On fork() in Linux

Question

#include<stdio.h> 
int giCtr0;

int main(void){
int iPid;

iPid = fork();
if (iPid == 0){
    giCtr0++;
    printf("In Child\n");
    printf("Addr\t%x Value\t%d\n",&giCtr0,giCtr0);
}
else{
    giCtr0+=2;
    printf("In Parent\n");
    printf("Addr\t%x Value\t%d\n",&giCtr0,giCtr0);
}
return 0;

}

The output from Ubuntu is as follows:

In Parent
Addr    601054 Value    2
In Child
Addr    601054 Value    1

The Value is proper and as expected. How does address of the variable remain same in child and parent process? Is there anything wrong in this code? Please suggest.

Answer 1

1. Memory addresses in a Unix-like VM system are per-process. The address you obtain with the C & operator is an OS-level construct, not the addressing scheme that maps directly to bits in RAM chips (or swapped-out VM pages). Thus, it's possible for the same address in two different processes to refer to two different locations in "real" memory.

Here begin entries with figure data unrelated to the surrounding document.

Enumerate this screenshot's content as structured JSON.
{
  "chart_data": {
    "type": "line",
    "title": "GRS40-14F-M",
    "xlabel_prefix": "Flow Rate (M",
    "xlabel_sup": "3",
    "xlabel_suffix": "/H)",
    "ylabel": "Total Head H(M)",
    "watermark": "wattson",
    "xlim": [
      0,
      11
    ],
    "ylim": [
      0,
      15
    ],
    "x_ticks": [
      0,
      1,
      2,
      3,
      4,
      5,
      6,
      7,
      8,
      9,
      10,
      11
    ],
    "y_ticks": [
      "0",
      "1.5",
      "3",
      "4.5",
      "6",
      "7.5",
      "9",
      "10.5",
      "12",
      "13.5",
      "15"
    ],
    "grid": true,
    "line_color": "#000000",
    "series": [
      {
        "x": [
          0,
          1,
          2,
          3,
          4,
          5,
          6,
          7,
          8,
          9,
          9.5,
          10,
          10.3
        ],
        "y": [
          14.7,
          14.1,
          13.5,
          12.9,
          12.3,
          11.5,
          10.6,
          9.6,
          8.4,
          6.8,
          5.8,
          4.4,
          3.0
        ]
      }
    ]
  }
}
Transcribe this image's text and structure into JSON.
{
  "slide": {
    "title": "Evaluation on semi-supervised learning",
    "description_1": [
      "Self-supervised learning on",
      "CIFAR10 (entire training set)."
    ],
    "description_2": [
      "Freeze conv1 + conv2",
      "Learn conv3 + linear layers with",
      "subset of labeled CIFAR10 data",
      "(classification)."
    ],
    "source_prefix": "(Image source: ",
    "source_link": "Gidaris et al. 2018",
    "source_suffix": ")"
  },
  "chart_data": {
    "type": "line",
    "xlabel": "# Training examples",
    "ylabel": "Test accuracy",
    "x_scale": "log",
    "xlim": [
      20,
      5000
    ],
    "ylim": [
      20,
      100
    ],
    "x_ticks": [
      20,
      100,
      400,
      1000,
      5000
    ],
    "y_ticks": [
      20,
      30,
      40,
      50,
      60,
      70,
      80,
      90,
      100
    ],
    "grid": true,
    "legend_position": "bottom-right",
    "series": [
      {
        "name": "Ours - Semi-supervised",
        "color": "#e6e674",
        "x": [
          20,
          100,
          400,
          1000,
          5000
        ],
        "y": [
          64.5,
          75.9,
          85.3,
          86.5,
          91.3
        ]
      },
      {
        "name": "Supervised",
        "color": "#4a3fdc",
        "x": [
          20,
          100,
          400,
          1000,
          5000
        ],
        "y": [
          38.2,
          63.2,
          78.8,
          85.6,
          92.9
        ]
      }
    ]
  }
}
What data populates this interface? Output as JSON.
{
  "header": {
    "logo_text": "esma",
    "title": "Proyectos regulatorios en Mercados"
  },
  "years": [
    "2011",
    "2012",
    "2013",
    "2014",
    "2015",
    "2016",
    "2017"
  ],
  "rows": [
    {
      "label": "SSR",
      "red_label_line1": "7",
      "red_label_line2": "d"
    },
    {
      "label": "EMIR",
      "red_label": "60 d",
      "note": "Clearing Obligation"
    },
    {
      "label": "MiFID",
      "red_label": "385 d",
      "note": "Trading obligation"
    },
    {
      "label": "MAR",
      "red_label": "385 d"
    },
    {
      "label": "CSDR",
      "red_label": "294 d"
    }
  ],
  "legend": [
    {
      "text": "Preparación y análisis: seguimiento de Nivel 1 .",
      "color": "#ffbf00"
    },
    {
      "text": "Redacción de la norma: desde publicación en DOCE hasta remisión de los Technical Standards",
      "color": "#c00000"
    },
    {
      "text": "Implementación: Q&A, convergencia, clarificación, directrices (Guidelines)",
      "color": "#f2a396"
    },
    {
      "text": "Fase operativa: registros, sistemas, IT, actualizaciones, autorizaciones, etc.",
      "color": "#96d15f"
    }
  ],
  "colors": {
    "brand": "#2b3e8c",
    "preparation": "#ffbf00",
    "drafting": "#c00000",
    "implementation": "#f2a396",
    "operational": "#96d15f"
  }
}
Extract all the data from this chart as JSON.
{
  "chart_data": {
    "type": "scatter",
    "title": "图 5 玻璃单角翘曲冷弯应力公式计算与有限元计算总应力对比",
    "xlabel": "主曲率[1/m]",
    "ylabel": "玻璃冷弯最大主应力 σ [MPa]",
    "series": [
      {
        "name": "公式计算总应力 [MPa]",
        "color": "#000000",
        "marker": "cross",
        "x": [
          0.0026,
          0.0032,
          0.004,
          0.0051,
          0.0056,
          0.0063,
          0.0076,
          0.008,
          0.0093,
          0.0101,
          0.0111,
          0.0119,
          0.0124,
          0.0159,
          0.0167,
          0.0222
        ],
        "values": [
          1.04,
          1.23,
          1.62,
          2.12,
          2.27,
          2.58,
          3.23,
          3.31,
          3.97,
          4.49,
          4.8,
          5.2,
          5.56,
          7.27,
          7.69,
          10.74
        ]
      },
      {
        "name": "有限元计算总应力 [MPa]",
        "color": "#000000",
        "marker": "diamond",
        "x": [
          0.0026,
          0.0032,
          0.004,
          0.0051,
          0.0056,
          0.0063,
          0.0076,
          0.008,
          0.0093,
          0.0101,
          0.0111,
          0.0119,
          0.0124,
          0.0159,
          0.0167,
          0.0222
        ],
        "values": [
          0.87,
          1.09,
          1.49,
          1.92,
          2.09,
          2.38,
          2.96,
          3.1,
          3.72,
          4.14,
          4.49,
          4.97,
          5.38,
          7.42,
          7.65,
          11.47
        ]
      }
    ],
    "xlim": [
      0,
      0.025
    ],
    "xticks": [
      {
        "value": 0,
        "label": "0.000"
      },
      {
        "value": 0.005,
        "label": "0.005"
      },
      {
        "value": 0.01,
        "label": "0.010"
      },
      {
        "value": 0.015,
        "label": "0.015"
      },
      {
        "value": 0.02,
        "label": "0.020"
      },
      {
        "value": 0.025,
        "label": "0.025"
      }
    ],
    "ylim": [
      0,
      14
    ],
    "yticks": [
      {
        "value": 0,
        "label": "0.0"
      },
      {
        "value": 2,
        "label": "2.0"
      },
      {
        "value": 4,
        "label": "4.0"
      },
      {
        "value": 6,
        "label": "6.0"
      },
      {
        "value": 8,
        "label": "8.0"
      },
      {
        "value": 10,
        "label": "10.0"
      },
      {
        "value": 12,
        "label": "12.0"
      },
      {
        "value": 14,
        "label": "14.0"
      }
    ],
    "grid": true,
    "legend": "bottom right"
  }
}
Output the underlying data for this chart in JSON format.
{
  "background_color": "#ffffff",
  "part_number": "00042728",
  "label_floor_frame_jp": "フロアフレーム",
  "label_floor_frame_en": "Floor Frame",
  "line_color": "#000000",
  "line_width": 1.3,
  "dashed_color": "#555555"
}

2. fork spawns a clone of the parent process. For both processes to continue operating as they had before the fork, the entire memory image of the parent process is copied to create that of the child process... so, from each process' perspective, the memory addresses of all variables still point to the same things they did before. (But since the processes are now separate, changes in one affect a different underlying storage than is used by the other.)

Answer 2

How does address of the variable remain same in child and parent process?

To add to the comment from mkimball

Linux implements virtual memory. That means it sets up the hardware so each process sees a 'virtual' memory map instead of the 'real'/physical memory map.

Because of this the memory address 0x601054 of one process does not necessarily correspond to the same real memory 'cell' as the same address 0x601054 inside another process.